B-1B Arrives In Guam For Task Force Training Missions | Turkey Confirms S-400 Test-Firing | Sweden Will Retain Gripens Beyond 2026
Four B-1B bombers left Texas this week, arriving in Guam for Bomber Task Force training missions with allied partners, the US Air Force announced. On the way, the bombers integrated with 16 F-15 and two F-2 planes of the Japan Air Self-Defense Force for training over the Sea of Japan, the Air Force said. They also conducted a training exercise with the amphibious assault ship USS America in the western Pacific Ocean. The visit to Guam comes after the Air Force adjusted its force employment model, enabling strategic bombers like to B-1B to be forward deployed in the Indo-Pacific region from a broader array of worldwide locations.
The first AC-130W gunship to record a combat kill has been flown to its final home at Sheppard AFB, Texas whereby it will become a ground instructional trainer for ammo and armament students in the 363rd Training Squadron as well as crew chief student in the 362nd Training Squadron. The aircraft was received from the Lockheed-Martin factory Jun. 6, 1989, with the original nickname of ‘City of Hurricane.’ It recorded its first combat kill on February 9, 2011 and on December 2016, it became the first AC-130W to score a combat kill with the 105mm cannon.
Middle East & Africa
Turkish President Reccep Tayyip Erdogan confirmed the test-firing of the Russian-made S-400 air defense system, adding that US objections did not concern him. The truck-mounted S-400 system was tested in Turkey’s Sinop province on the Black Sea, where it was delivered earlier this month with British-made Banshee drones for use as targets. “It is true that tests have been carried out,” Erdogan said in televised remarks from Istanbul, Bloomberg reported. “What are we supposed to do, not test these capabilities? Obviously we’re not going to ask the US“.
US Chief of Naval Operations Admiral Mike Gilday conducted a bilateral Strategic Dialogue via video teleconference with the First Sea Lord this week. The leaders discussed the two navies’ alliance and areas for continued collaboration and cooperation around the globe. Additionally, the two leaders signed a Statement of Intent for ‘Future Integrated Warfighting’ that will set a “cooperative vision for inter-changeability between the two navies, synchronize pioneering capabilities, strengthen operating concepts, and focus our collective efforts to Deliver Combined Seapower, together”.
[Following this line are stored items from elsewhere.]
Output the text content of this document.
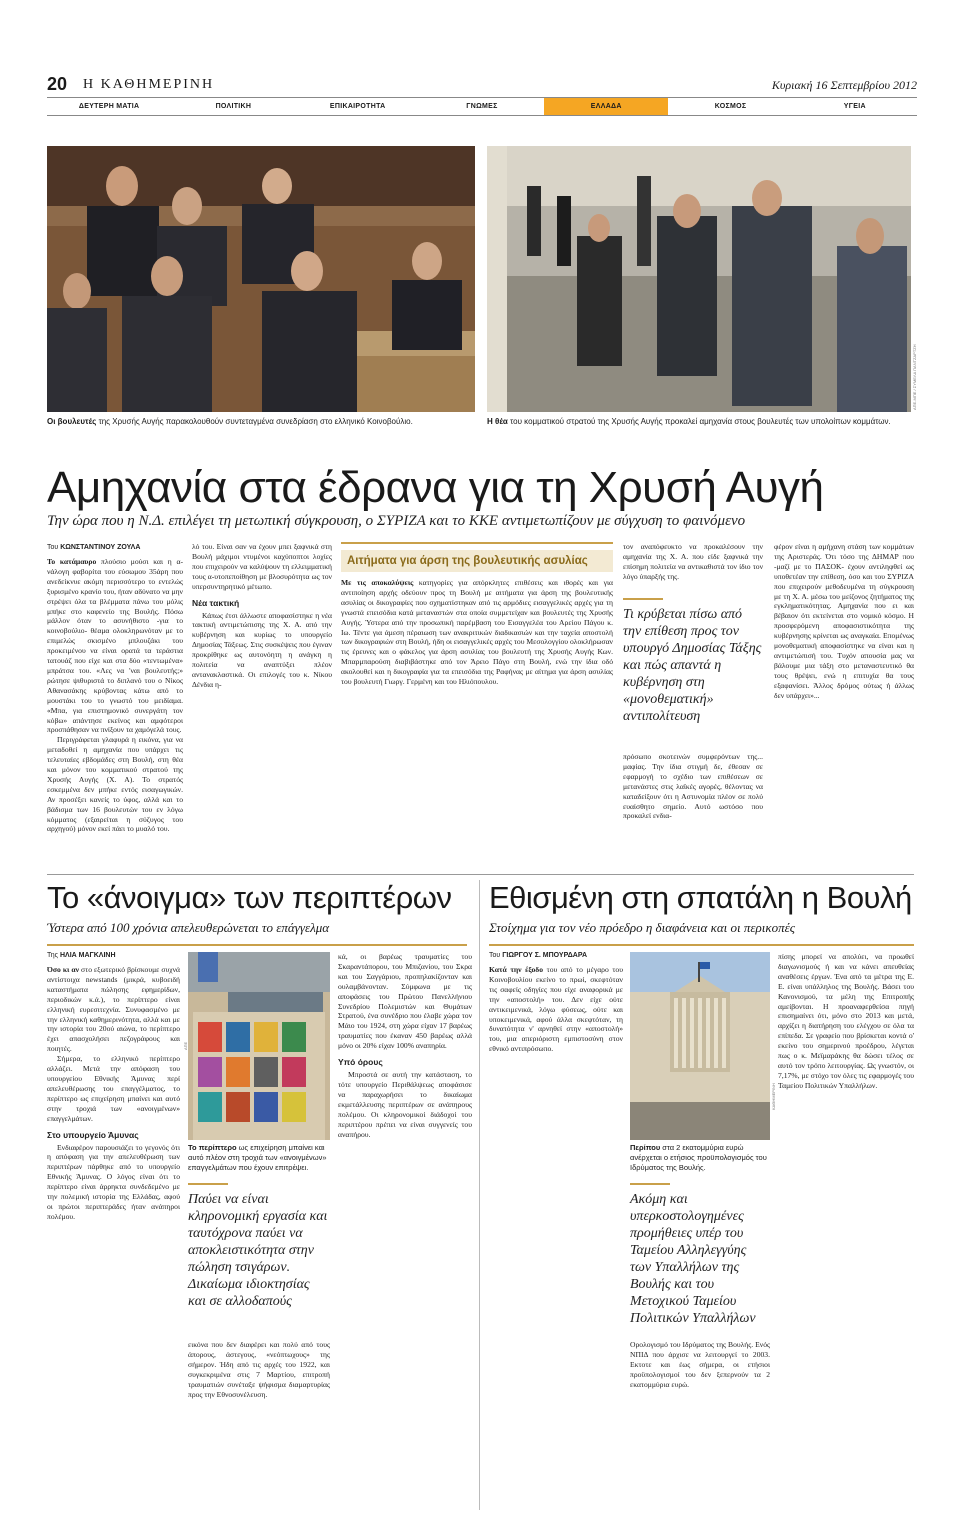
20 Η ΚΑΘΗΜΕΡΙΝΗ	Κυριακή 16 Σεπτεμβρίου 2012
ΔΕΥΤΕΡΗ ΜΑΤΙΑ	ΠΟΛΙΤΙΚΗ	ΕΠΙΚΑΙΡΟΤΗΤΑ	ΓΝΩΜΕΣ	ΕΛΛΑΔΑ	ΚΟΣΜΟΣ	ΥΓΕΙΑ
Οι βουλευτές της Χρυσής Αυγής παρακολουθούν συντεταγμένα συνεδρίαση στο ελληνικό Κοινοβούλιο.
ΑΠΕ-ΜΠΕ / ΣΥΜΕΛΑ ΠΑΝΤΖΑΡΤΖΗ
Η θέα του κομματικού στρατού της Χρυσής Αυγής προκαλεί αμηχανία στους βουλευτές των υπολοίπων κομμάτων.
Αμηχανία στα έδρανα για τη Χρυσή Αυγή
Την ώρα που η Ν.Δ. επιλέγει τη μετωπική σύγκρουση, ο ΣΥΡΙΖΑ και το ΚΚΕ αντιμετωπίζουν με σύγχυση το φαινόμενο
Του ΚΩΝΣΤΑΝΤΙΝΟΥ ΖΟΥΛΑ

Το κατάμαυρο πλούσιο μούσι και η α-νάλογη φαβορίτα του εύσωμου 35άρη που ανεδείκνυε ακόμη περισσότερο το εντελώς ξυρισμένο κρανίο του, ήταν αδύνατο να μην στρέψει όλα τα βλέμματα πάνω του μόλις μπήκε στο καφενείο της Βουλής. Πόσω μάλλον όταν το ασυνήθιστο -για το κοινοβούλιο- θέαμα ολοκληρωνόταν με το επιμελώς σκισμένο μπλουζάκι του προκειμένου να είναι ορατά τα τεράστια τατουάζ που είχε και στα δύο «τεντωμένα» μπράτσα του. «Λες να 'ναι βουλευτής;» ρώτησε ψιθυριστά το διπλανό του ο Νίκος Αθανασάκης κρύβοντας κάτω από το μουστάκι του το γνωστό του μειδίαμα. «Μπα, για επιστημονικό συνεργάτη τον κόβω» απάντησε εκείνος και αμφότεροι προσπάθησαν να πνίξουν τα χαμόγελά τους.

Περιγράφεται γλαφυρά η εικόνα, για να μεταδοθεί η αμηχανία που υπάρχει τις τελευταίες εβδομάδες στη Βουλή, στη θέα και μόνον του κομματικού στρατού της Χρυσής Αυγής (Χ. Α). Το στρατός εσκεμμένα δεν μπήκε εντός εισαγωγικών. Αν προσέξει κανείς το ύφος, αλλά και το βάδισμα των 16 βουλευτών του εν λόγω κόμματος (εξαιρείται η σύζυγος του αρχηγού) μόνον εκεί πάει το μυαλό του.

λό του. Είναι σαν να έχουν μπει ξαφνικά στη Βουλή μάχιμοι ντυμένοι καχύποπτοι λοχίες που επιχειρούν να καλύψουν τη ελλειμματική τους α-υτοπεποίθηση με βλοσυρότητα ως τον υπερσυντηρητικό μέτωπο.

Νέα τακτική

Κάπως έτσι άλλωστε αποφασίστηκε η νέα τακτική αντιμετώπισης της Χ. Α. από την κυβέρνηση και κυρίως το υπουργείο Δημοσίας Τάξεως. Στις συσκέψεις που έγιναν προκρίθηκε ως αυτονόητη η ανάγκη η πολιτεία να αναπτύξει πλέον αντανακλαστικά. Οι επιλογές του κ. Νίκου Δένδια η-

Αιτήματα για άρση της βουλευτικής ασυλίας
Με τις αποκαλύψεις κατηγορίες για απόρκλητες επιθέσεις και ιθορές και για αντιποίηση αρχής οδεύουν προς τη Βουλή με αιτήματα για άρση της βουλευτικής ασυλίας οι δικογραφίες που σχηματίστηκαν από τις αρμόδιες εισαγγελικές αρχές για τη γνωστά επεισόδια κατά μεταναστών στα οποία συμμετείχαν και βουλευτές της Χρυσής Αυγής. Ύστερα από την προσωπική παρέμβαση του Εισαγγελέα του Αρείου Πάγου κ. Ιω. Τέντε για άμεση πέραιωση των ανακριτικών διαδικασιών και την ταχεία αποστολή των δικογραφιών στη Βουλή, ήδη οι εισαγγελικές αρχές του Μεσολογγίου ολοκλήρωσαν τις έρευνες και ο φάκελος για άρση ασυλίας του βουλευτή της Χρυσής Αυγής Κων. Μπαρμπαρούση διαβιβάστηκε από τον Άρειο Πάγο στη Βουλή, ενώ την ίδια οδό ακολουθεί και η δικογραφία για τα επεισόδια της Ραφήνας με αίτημα για άρση ασυλίας του βουλευτή Γιωργ. Γερμένη και του Ηλιόπουλου.

τον αναπόφευκτο να προκαλέσουν την αμηχανία της Χ. Α. που είδε ξαφνικά την επίσημη πολιτεία να αντικαθιστά τον ίδιο τον λόγο ύπαρξής της.

Τι κρύβεται πίσω από την επίθεση προς τον υπουργό Δημοσίας Τάξης και πώς απαντά η κυβέρνηση στη «μονοθεματική» αντιπολίτευση

πρόσωπο σκοτεινών συμφερόντων της... μαφίας. Την ίδια στιγμή δε, έθεσαν σε εφαρμογή το σχέδιο των επιθέσεων σε μετανάστες στις λαϊκές αγορές, θέλοντας να καταδείξουν ότι η Αστυνομία πλέον σε πολύ ευαίσθητο σημείο. Αυτό ωστόσο που προκαλεί ενδια-

φέρον είναι η αμήχανη στάση των κομμάτων της Αριστεράς. Ότι τόσο της ΔΗΜΑΡ που -μαζί με το ΠΑΣΟΚ- έχουν αντιληφθεί ως υποθετέαν την επίθεση, όσο και του ΣΥΡΙΖΑ που επιχειρούν μεθοδευμένα τη σύγκρουση με τη Χ. Α. μέσω του μείζονος ζητήματος της εγκληματικότητας. Αμηχανία που ει και βέβαιον ότι εκτείνεται στο νομικό κόσμο. Η προσφερόμενη αποφασιστικότητα της κυβέρνησης κρίνεται ως αναγκαία. Επομένως μονοθεματική αποφασίστηκε να είναι και η αντιμετώπισή του. Τυχόν απουσία μας να βάλουμε μια τάξη στο μεταναστευτικό θα τους θρέψει, ενώ η επιτυχία θα τους εξαφανίσει. Άλλος δρόμος ούτως ή άλλως δεν υπάρχει»...

Το «άνοιγμα» των περιπτέρων
Ύστερα από 100 χρόνια απελευθερώνεται το επάγγελμα
Της ΗΛΙΑ ΜΑΓΚΛΙΝΗ

Όσο κι αν στο εξωτερικό βρίσκουμε συχνά αντίστοιχα newstands (μικρά, κυβοειδή καταστήματα πώλησης εφημερίδων, περιοδικών κ.ά.), το περίπτερο είναι ελληνική ευρεσιτεχνία. Συνυφασμένο με την ελληνική καθημερινότητα, αλλά και με την ιστορία του 20ού αιώνα, το περίπτερο έχει απασχολήσει πεζογράφους και ποιητές.

Σήμερα, το ελληνικό περίπτερο αλλάζει. Μετά την απόφαση του υπουργείου Εθνικής Άμυνας περί απελευθέρωσης του επαγγέλματος, το περίπτερο ως επιχείρηση μπαίνει και αυτό στην τροχιά των «ανοιγμένων» επαγγελμάτων.

Στο υπουργείο Άμυνας

Ενδιαφέρον παρουσιάζει το γεγονός ότι η απόφαση για την απελευθέρωση των περιπτέρων πάρθηκε από το υπουργείο Εθνικής Άμυνας. Ο λόγος είναι ότι το περίπτερο είναι άρρηκτα συνδεδεμένο με την πολεμική ιστορία της Ελλάδας, αφού οι πρώτοι περιπτεράδες ήταν ανάπηροι πολέμου.

ΑΠΕ
Το περίπτερο ως επιχείρηση μπαίνει και αυτό πλέον στη τροχιά των «ανοιγμένων» επαγγελμάτων που έχουν επιτρέψει.
Παύει να είναι κληρονομική εργασία και ταυτόχρονα παύει να αποκλειστικότητα στην πώληση τσιγάρων. Δικαίωμα ιδιοκτησίας και σε αλλοδαπούς

εικόνα που δεν διαφέρει και πολύ από τους άπορους, άστεγους, «νεόπτωχους» της σήμερον. Ήδη από τις αρχές του 1922, και συγκεκριμένα στις 7 Μαρτίου, επιτροπή τραυματιών συνέταξε ψήφισμα διαμαρτυρίας προς την Εθνοσυνέλευση.

κά, οι βαρέως τραυματίες του Σκαραντάπορου, του Μπιζανίου, του Σκρα και του Σαγγάριου, προπηλακίζονταν και ουλαμβάνονταν. Σύμφωνα με τις αποφάσεις του Πρώτου Πανελλήνιου Συνεδρίου Πολεμιστών και Θυμάτων Στρατού, ένα συνέδριο που έλαβε χώρα τον Μάιο του 1924, στη χώρα είχαν 17 βαρέως τραυματίες που έκαναν 450 βαρέως αλλά μόνο οι 20% είχαν 100% αναπηρία.

Υπό όρους

Μπροστά σε αυτή την κατάσταση, το τότε υπουργείο Περιθάλψεως αποφάσισε να παραχωρήσει το δικαίωμα εκμετάλλευσης περιπτέρων σε ανάπηρους πολέμου. Οι κληρονομικοί διάδοχοί του περιπτέρου πρέπει να είναι συγγενείς του αναπήρου.

Εθισμένη στη σπατάλη η Βουλή
Στοίχημα για τον νέο πρόεδρο η διαφάνεια και οι περικοπές
Του ΓΙΩΡΓΟΥ Σ. ΜΠΟΥΡΔΑΡΑ

Κατά την έξοδο του από το μέγαρο του Κοινοβουλίου εκείνο το πρωί, σκεφτόταν τις σαφείς οδηγίες που είχε αναφορικά με την «αποστολή» του. Δεν είχε ούτε αντικειμενικά, λόγω φύσεως, ούτε και υποκειμενικά, αφού άλλα σκεφτόταν, τη δυνατότητα ν' αρνηθεί στην «αποστολή» του, μια απεριόριστη εμπιστοσύνη στον εθνικό αντιπρόσωπο.

ΚΑΘΗΜΕΡΙΝΗ
Περίπου στα 2 εκατομμύρια ευρώ ανέρχεται ο ετήσιος προϋπολογισμός του Ιδρύματος της Βουλής.
Ακόμη και υπερκοστολογημένες προμήθειες υπέρ του Ταμείου Αλληλεγγύης των Υπαλλήλων της Βουλής και του Μετοχικού Ταμείου Πολιτικών Υπαλλήλων

Ορολογισμό του Ιδρύματος της Βουλής. Ενός ΝΠΙΔ που άρχισε να λειτουργεί το 2003. Εκτοτε και έως σήμερα, οι ετήσιοι προϋπολογισμοί του δεν ξεπερνούν τα 2 εκατομμύρια ευρώ.

πίσης μπορεί να απολύει, να προωθεί διαγωνισμούς ή και να κάνει απευθείας αναθέσεις έργων. Ένα από τα μέτρα της Ε. Ε. είναι υπάλληλος της Βουλής. Βάσει του Κανονισμού, τα μέλη της Επιτροπής αμείβονται. Η προαναφερθείσα πηγή επισημαίνει ότι, μόνο στο 2013 και μετά, αρχίζει η διατήρηση του ελέγχου σε όλα τα επίπεδα. Σε γραφείο που βρίσκεται κοντά ο' εκείνο του σημερινού προέδρου, λέγεται πως ο κ. Μεϊμαράκης θα δώσει τέλος σε αυτό τον τρόπο λειτουργίας. Ως γνωστόν, οι 7,17%, με στόχο τον όλες τις εφαρμογές του Ταμείου Πολιτικών Υπαλλήλων.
The Swedish Air Force (SwAF) will retain a number of its Saab JAS 39 Gripen C/D fighters beyond their current planned 2026 retirement date, solidifying an earlier announced plan to make up an anticipated shortfall in Gripen E numbers. The plan, announced by the Swedish Defense Ministry in mid-October and confirmed by manufacturer Saab on October 23, is part of a wider increase in national defense spending by more than 40% between 2021 and 2025 that was revealed by Swedish defense minister Peter Hultqvist. Of the current six Gripen C/D squadrons fielded by the SwAF, four are set to transition to the Gripen E over the coming years. As revealed in Hultqvist’s latest announcement, the two outstanding squadrons will remain operational with their existing Gripen C/D aircraft.
The US Marine Corps at Iwakuni, Japan, announced formation of a new attack squadron on Friday in anticipation of the arrival of F-35B fighter planes. Marine Aircraft Group 12 re-designated Marine All Weather Fighter Attack Squadron 242 to Marine Fighter Attack Squadron 242, or VMFA-242. The change is part of the Marine Corps’ ongoing transition process from F/A-18 Hornet fighter planes to the more-advanced F-35B. It will be the second overseas Marine squadron.